Of course some "famous" verses that are used against homosexuality are rejected by the Bible itself. Top of the list is the story of Sodom and Gomorrah. Few know that later in the Bible (Ezekiel 16:49-50), there is a list of the 5 sins that brought about Sodom's destruction, and homosexuality (or indeed any sexuality) is not among them. Arrogance and pride, on the other hand, were. Romans 1 in the new testament is rather odd - Paul describes observing a group of people who, despite being taught about Jesus, insisted on worshipping idols. As a result, God made them gay. Now that's a bit odd isn't it? God miraculously making people sin even more? Most likely what Paul observed was an orgy that was part and parcel of religious groups who clearly didn't have the word "prudery" in their dictionary. Still it's amusing to imagine the expression on his face when he saw everyone fling their togs off and engage in this romp. In other new testament verses, Greek words like arsenokoites were rendered as "homosexuals", although in other texts it means male prostitutes. The word "malakos" literally means soft, and can mean both physically soft as well as someone who refuses to defend against an aggressor. That was translated as "effeminate".

We can't go back in time to ask what they meant exactly. We don't have the other side of the conversation - remember that these were letters, and each one was addressed at a specific group of recipients in a specific place. They were never intended as a general guide for everyone.

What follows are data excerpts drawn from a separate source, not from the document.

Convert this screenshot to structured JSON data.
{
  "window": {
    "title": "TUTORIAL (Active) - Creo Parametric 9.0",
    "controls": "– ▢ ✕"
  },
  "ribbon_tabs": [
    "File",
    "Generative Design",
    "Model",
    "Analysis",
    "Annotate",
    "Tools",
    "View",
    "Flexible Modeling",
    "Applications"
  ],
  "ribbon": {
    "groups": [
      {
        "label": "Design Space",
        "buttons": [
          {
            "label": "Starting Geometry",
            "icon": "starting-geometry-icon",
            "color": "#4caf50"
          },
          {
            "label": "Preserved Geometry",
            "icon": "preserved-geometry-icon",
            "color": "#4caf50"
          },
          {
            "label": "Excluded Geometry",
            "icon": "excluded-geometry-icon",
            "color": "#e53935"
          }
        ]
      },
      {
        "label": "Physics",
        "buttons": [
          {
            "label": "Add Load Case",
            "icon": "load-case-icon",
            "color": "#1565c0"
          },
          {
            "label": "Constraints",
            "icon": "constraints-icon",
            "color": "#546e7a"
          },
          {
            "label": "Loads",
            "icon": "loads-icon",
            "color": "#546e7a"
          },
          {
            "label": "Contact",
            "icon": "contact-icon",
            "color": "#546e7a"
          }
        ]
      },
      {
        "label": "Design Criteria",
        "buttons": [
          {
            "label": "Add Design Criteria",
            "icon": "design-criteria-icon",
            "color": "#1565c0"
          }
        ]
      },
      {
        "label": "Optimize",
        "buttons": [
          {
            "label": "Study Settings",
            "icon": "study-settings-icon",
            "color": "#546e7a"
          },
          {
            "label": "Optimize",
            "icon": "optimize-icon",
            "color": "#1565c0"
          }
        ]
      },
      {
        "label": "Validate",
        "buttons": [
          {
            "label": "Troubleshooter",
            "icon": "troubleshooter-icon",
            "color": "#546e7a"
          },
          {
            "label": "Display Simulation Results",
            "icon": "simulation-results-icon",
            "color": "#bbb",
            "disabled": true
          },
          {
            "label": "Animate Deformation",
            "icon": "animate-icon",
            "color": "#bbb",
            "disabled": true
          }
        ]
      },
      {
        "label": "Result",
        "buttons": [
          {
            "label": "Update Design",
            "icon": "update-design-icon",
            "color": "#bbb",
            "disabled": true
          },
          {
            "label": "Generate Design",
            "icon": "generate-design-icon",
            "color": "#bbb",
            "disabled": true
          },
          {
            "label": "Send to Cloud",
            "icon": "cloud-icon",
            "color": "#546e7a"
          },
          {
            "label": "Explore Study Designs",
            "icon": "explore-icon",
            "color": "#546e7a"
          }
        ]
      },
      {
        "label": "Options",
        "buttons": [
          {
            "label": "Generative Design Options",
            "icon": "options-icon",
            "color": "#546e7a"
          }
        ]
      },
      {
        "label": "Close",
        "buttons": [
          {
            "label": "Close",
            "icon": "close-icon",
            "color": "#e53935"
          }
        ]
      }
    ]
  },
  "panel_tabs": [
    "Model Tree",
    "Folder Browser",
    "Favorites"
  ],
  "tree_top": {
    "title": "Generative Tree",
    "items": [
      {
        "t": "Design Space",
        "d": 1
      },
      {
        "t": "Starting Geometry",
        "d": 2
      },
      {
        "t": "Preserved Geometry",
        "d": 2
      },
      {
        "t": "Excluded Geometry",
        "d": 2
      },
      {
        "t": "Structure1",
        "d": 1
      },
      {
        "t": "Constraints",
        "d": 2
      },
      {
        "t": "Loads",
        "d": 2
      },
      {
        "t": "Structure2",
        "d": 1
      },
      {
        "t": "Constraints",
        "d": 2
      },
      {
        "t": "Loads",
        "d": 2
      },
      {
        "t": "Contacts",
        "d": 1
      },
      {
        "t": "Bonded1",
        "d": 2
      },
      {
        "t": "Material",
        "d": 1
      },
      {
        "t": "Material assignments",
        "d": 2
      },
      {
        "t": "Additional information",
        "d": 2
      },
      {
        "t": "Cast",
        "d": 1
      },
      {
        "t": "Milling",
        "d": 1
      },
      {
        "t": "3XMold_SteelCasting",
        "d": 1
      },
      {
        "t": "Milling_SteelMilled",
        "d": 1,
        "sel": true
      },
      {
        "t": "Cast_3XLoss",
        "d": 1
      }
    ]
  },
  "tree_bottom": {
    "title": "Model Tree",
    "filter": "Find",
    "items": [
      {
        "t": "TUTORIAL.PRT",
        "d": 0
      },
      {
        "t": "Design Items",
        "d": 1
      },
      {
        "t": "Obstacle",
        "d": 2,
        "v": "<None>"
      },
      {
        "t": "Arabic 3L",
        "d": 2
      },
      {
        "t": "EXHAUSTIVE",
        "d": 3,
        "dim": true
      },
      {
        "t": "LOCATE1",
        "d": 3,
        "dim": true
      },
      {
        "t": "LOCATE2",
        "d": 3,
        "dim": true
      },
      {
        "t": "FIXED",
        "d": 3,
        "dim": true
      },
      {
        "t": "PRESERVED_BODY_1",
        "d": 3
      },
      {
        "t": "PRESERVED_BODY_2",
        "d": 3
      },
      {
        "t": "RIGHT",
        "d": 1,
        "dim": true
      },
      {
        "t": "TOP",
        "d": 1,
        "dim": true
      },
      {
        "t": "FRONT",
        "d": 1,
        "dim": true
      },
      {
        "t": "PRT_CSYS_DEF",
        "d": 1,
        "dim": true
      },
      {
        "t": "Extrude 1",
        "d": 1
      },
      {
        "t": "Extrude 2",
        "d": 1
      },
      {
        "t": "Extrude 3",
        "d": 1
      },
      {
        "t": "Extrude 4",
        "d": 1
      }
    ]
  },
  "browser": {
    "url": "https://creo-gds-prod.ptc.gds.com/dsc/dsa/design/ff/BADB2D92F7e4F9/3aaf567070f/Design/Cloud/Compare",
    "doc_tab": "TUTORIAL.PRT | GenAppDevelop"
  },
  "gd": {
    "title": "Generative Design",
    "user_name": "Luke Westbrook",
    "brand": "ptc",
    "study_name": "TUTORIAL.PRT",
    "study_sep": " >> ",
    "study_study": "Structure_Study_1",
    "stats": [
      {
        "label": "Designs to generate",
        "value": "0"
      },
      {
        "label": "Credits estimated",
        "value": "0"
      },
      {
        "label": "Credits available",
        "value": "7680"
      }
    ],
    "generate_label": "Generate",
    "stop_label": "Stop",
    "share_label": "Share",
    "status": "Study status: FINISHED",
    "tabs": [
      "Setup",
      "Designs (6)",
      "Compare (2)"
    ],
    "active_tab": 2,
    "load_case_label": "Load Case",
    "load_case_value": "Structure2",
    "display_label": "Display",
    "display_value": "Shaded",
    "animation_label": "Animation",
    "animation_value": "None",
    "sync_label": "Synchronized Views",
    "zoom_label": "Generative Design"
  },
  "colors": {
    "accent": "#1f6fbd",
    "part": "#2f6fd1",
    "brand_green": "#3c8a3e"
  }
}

What we're left with is our own innate sense of justice and our capability of reason. It is through our reason that we must achieve a sense of morality, not by relying on a collection of writings that were written in a different time and for people living in very different conditions. Such a book can provide insights, but we must still use our minds to apply this to our modern world, and sometimes that means abandoning something that used to be a pillar of civilisation. That's how we got rid of slavery and burning witches. That is how we'll get rid of homophobia.